Espero que Saori desenvolva mais sobre seu irmão, mas ela muda logo de tópico.
— Meus pais se separaram bem cedo, quando eu tinha sete anos e meu irmão catorze. Eles brigavam todos os dias, minha mãe tinha problemas com jogos de azar e festas, então gastava tudo que tínhamos nessas merdas. Katsuo fazia o possível para que eu não ouvisse as discussões, me escondendo em seu quarto todas as noites. Mas isso não me impediu de ver, de cima da escada, o dia que meu pai descobriu diversas traições da minha mãe. Naquela madrugada ela surtou e saiu de casa, levando meu irmão consigo. 
Sinto meu peito comprimir, então aperto a mão de Saori e faço um carinho em seus dedos. 
— Não tivemos quase nenhum contato depois disso, exceto em todas as vezes que meu pai tentou tomar a guarda do meu irmão. Nunca deu certo, ele teve que morar no Japão com ela por anos! Moramos lá também por um tempo para pelo menos termos ele por perto, tentando mantermos-o seguro de algum jeito.
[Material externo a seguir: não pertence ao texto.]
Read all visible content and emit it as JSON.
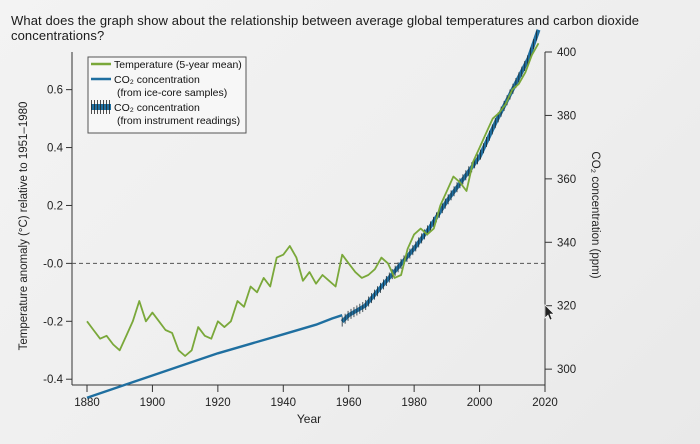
{
  "question": "What does the graph show about the relationship between average global temperatures and carbon dioxide concentrations?",
  "chart_data": {
    "type": "line",
    "xlabel": "Year",
    "ylabel_left": "Temperature anomaly (°C) relative to 1951–1980",
    "ylabel_right": "CO₂ concentration (ppm)",
    "xlim": [
      1880,
      2020
    ],
    "ylim_left": [
      -0.42,
      0.73
    ],
    "ylim_right": [
      295,
      400
    ],
    "x_ticks": [
      1880,
      1900,
      1920,
      1940,
      1960,
      1980,
      2000,
      2020
    ],
    "x_tick_labels": [
      "1880",
      "1900",
      "1920",
      "1940",
      "1960",
      "1980",
      "2000",
      "2020"
    ],
    "y_left_ticks": [
      0.6,
      0.4,
      0.2,
      0.0,
      -0.2,
      -0.4
    ],
    "y_left_tick_labels": [
      "0.6",
      "0.4",
      "0.2",
      "-0.0",
      "-0.2",
      "-0.4"
    ],
    "y_right_ticks": [
      400,
      380,
      360,
      340,
      320,
      300
    ],
    "y_right_tick_labels": [
      "400",
      "380",
      "360",
      "340",
      "320",
      "300"
    ],
    "legend": [
      {
        "label_lines": [
          "Temperature (5-year mean)"
        ],
        "color": "#7aa83a",
        "style": "line"
      },
      {
        "label_lines": [
          "CO₂ concentration",
          "(from ice-core samples)"
        ],
        "color": "#1f6fa0",
        "style": "line"
      },
      {
        "label_lines": [
          "CO₂ concentration",
          "(from instrument readings)"
        ],
        "color": "#1f6fa0",
        "style": "hatched"
      }
    ],
    "series": [
      {
        "name": "Temperature (5-year mean)",
        "axis": "left",
        "color": "#7aa83a",
        "x": [
          1880,
          1882,
          1884,
          1886,
          1888,
          1890,
          1892,
          1894,
          1896,
          1898,
          1900,
          1902,
          1904,
          1906,
          1908,
          1910,
          1912,
          1914,
          1916,
          1918,
          1920,
          1922,
          1924,
          1926,
          1928,
          1930,
          1932,
          1934,
          1936,
          1938,
          1940,
          1942,
          1944,
          1946,
          1948,
          1950,
          1952,
          1954,
          1956,
          1958,
          1960,
          1962,
          1964,
          1966,
          1968,
          1970,
          1972,
          1974,
          1976,
          1978,
          1980,
          1982,
          1984,
          1986,
          1988,
          1990,
          1992,
          1994,
          1996,
          1998,
          2000,
          2002,
          2004,
          2006,
          2008,
          2010,
          2012,
          2014,
          2016,
          2018
        ],
        "values": [
          -0.2,
          -0.23,
          -0.26,
          -0.25,
          -0.28,
          -0.3,
          -0.25,
          -0.2,
          -0.13,
          -0.2,
          -0.17,
          -0.2,
          -0.23,
          -0.24,
          -0.3,
          -0.32,
          -0.3,
          -0.22,
          -0.25,
          -0.26,
          -0.2,
          -0.22,
          -0.2,
          -0.13,
          -0.15,
          -0.08,
          -0.1,
          -0.05,
          -0.08,
          0.02,
          0.03,
          0.06,
          0.02,
          -0.06,
          -0.03,
          -0.07,
          -0.04,
          -0.06,
          -0.08,
          0.03,
          0.0,
          -0.03,
          -0.05,
          -0.04,
          -0.02,
          0.02,
          0.0,
          -0.05,
          -0.04,
          0.05,
          0.1,
          0.12,
          0.1,
          0.12,
          0.2,
          0.25,
          0.3,
          0.28,
          0.25,
          0.35,
          0.4,
          0.45,
          0.5,
          0.52,
          0.55,
          0.6,
          0.62,
          0.66,
          0.72,
          0.76
        ]
      },
      {
        "name": "CO₂ concentration (from ice-core samples)",
        "axis": "right",
        "color": "#1f6fa0",
        "x": [
          1880,
          1890,
          1900,
          1910,
          1920,
          1930,
          1940,
          1950,
          1955,
          1958
        ],
        "values": [
          291,
          294.5,
          298,
          301.5,
          305,
          308,
          311,
          314,
          316,
          317
        ]
      },
      {
        "name": "CO₂ concentration (from instrument readings)",
        "axis": "right",
        "color": "#1f6fa0",
        "x": [
          1958,
          1960,
          1965,
          1970,
          1975,
          1980,
          1985,
          1990,
          1995,
          2000,
          2005,
          2010,
          2015,
          2018
        ],
        "values": [
          315,
          317,
          320,
          326,
          332,
          338,
          345,
          353,
          360,
          367,
          378,
          388,
          398,
          407
        ]
      }
    ]
  }
}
Por isso inclusive que terminei o fundamental no Japão.
Minha mente explode com a afirmação, agora muita coisa fazia sentido.
— Ela nunca tentou ter a sua guarda também? — Pergunto.
— Não, minha mãe nunca fez muita questão de mim como filha. Katsuo foi o primeiro filho, o único que ela planejou e parecia querer de verdade ter. Eu fui mais uma alternativa desesperada de manter o casamento em pé. 
A declaração de Saori me atinge em cheio.
— Eu sinto muito mesmo... Eu não sei o que dizer. 
— Não é culpa sua, mas até que fiquei feliz por você ter perguntado. Acho que nunca contei isso para ninguém.
— Obrigada por confiar em mim. — Digo com um sorriso. — Eu te amo, está bem? 
— Eu também te amo. — Ela devolve o sorriso e me puxa para um beijo delicado. 
   Muito pouco se fala da sensação boa de passar pela barreira do primeiro ‘’eu te amo’’, quando passa o baque e você pode dizer sempre que quiser, sem medo.
— Para mim, você é a coisa mais preciosa do mundo, e sua mãe é uma otária por sequer cogitar algo contrário a isso. — Digo e faço Saori sorrir, dessa vez um sorriso largo que faz seus olhos fecharem. Encho seu rosto todo com beijos até que ela comece a gargalhar com eles. E aí está, novamente, sua risada que tanto amo. Eu queimaria o mundo todo se isso garantisse que Saori nunca perderia seu riso, se isso garantisse que ela ficaria segura.